As the merriment subsided, Carver reached into the inside pocket of his jacket, took out a tightly stuffed envelope and slipped it across the table. 'Thirty grand in five-hundred-euro notes,' he said as Tiger Dey picked it up. 'I won't even try to beat you down.'
'You would only end up paying even more. In any case, this one is worth the money.'
Within minutes, Khat had been led across to them and given his share. Lara could see him biting back the urge to complain.
So he is scared too, she thought, relishing his fear. Then she heard Tiger Dey telling Carver, 'She is yours, my friend. Do with her as you will.'
'In that case, I'm going to find out exactly what I've just bought.' Carver looked at Lara and, mimicking the patronizing tone of a husband to his wife, said, 'Finish up your drink, darling, I think it's time we left.'
He took her by the hand as he helped her up from the table and then slipped his arm around her waist as they left the club, crossed the lobby and took the lift up to his top-floor suite.

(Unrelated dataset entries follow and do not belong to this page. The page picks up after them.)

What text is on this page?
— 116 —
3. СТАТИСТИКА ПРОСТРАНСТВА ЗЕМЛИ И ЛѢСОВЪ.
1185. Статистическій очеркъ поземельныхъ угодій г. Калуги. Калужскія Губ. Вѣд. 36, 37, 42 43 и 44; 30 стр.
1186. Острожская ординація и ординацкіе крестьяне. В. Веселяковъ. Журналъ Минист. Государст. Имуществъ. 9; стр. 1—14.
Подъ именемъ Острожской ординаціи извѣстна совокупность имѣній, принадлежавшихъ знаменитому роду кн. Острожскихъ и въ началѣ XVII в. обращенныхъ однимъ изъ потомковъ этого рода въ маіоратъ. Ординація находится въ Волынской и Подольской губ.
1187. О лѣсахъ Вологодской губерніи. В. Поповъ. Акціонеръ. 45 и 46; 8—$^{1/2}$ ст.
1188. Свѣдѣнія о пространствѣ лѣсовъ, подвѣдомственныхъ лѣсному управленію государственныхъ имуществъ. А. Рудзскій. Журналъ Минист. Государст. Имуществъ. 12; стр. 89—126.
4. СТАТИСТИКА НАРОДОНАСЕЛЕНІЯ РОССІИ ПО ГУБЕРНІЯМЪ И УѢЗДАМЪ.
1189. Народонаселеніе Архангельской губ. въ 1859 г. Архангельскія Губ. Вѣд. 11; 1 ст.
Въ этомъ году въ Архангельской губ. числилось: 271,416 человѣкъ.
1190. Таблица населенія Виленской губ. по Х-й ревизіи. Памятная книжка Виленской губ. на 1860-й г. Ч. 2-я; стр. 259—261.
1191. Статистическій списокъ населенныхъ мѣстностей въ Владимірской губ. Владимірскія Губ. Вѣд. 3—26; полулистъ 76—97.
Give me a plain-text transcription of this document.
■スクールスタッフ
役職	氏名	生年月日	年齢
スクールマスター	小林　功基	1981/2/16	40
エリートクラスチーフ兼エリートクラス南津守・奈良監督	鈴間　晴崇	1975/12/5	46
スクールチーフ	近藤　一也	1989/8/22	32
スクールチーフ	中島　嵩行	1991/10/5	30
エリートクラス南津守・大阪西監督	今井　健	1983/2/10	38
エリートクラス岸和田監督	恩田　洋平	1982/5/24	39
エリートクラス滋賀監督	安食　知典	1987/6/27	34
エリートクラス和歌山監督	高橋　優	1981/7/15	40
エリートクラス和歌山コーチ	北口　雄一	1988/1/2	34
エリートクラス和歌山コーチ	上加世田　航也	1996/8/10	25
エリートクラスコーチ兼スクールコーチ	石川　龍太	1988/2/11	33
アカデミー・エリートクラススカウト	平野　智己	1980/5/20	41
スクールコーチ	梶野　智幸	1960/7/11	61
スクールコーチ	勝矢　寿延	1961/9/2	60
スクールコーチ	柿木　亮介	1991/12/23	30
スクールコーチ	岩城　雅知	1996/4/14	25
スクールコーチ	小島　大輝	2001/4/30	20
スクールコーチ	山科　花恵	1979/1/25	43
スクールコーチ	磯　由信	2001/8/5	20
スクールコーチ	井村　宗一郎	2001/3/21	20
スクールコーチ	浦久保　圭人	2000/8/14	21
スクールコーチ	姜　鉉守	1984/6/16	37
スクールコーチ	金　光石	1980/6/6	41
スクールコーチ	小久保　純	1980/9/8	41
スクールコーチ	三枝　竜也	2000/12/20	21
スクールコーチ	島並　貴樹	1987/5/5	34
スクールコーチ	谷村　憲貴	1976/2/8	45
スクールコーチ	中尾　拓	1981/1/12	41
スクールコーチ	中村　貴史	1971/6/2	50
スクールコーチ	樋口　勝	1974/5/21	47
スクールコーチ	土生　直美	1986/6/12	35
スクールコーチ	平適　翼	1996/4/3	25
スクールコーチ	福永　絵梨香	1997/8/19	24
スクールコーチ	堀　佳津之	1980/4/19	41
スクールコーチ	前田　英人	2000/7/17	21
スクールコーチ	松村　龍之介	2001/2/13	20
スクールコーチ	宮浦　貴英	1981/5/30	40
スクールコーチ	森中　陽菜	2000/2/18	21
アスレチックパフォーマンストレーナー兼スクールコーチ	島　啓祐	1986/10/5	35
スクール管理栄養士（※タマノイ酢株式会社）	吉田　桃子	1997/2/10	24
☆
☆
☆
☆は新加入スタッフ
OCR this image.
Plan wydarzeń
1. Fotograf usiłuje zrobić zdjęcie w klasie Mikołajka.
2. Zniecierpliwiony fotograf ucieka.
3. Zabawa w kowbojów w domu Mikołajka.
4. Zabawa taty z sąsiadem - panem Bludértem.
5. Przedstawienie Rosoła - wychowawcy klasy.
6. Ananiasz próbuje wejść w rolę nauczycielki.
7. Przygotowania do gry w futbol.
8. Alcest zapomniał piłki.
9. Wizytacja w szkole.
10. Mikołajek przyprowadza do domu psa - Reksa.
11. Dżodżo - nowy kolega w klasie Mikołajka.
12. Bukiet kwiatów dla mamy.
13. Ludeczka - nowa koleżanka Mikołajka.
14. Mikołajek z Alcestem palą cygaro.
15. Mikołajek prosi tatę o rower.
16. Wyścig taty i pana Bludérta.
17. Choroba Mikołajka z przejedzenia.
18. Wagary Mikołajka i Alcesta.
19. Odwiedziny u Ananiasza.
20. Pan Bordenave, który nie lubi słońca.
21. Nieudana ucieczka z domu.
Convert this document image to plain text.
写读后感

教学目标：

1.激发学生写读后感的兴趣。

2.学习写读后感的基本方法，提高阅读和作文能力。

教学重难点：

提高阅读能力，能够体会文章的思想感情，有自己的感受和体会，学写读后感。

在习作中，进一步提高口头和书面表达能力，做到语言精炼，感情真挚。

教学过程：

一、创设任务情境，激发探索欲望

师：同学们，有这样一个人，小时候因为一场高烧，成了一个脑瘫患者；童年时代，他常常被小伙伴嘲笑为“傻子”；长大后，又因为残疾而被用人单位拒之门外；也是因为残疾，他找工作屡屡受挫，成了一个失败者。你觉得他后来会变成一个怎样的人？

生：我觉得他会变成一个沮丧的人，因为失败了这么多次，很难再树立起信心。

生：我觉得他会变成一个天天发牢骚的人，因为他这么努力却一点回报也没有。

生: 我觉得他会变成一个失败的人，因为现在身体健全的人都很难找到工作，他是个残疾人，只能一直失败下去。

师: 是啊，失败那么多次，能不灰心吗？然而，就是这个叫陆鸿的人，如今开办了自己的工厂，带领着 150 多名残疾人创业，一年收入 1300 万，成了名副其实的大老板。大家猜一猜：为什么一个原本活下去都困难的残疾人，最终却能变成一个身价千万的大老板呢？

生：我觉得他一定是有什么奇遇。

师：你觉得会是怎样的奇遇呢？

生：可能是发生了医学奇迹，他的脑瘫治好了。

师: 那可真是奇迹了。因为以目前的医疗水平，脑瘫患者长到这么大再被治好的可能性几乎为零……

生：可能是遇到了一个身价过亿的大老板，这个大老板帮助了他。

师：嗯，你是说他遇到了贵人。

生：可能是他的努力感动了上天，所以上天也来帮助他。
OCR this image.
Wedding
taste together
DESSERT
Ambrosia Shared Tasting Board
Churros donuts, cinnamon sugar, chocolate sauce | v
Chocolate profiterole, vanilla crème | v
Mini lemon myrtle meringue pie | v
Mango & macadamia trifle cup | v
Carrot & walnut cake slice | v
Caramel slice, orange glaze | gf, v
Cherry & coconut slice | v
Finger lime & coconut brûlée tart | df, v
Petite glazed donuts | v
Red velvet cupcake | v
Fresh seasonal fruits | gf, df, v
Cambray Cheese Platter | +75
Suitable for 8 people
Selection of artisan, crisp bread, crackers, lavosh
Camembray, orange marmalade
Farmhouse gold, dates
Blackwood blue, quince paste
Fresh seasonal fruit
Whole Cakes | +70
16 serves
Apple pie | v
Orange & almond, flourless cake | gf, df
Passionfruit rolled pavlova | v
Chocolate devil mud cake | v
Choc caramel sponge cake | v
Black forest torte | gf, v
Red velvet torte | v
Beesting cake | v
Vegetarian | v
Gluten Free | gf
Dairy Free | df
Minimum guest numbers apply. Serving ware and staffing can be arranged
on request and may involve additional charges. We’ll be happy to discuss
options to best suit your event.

It struck Lara as Carver held the door open and ushered her in that she would never be going back to Khat's apartment, the locked room and the beatings. She did not have to make fifteen hundred dirhams tonight. She just had to persuade this strange, disturbing, handsome man that he had been right to buy her, and that he wanted to keep her. Perhaps, if she were very good, he might want to make her his proper girlfriend, or even his wife. Her eyes welled up, though she did not know if it was from relief, from hope or just because she was a young girl, far from home and weary to her bones.
Carver ran a finger under her eyes, wiping away the tears. 'Don't cry,' he said. Then he took her in her arms.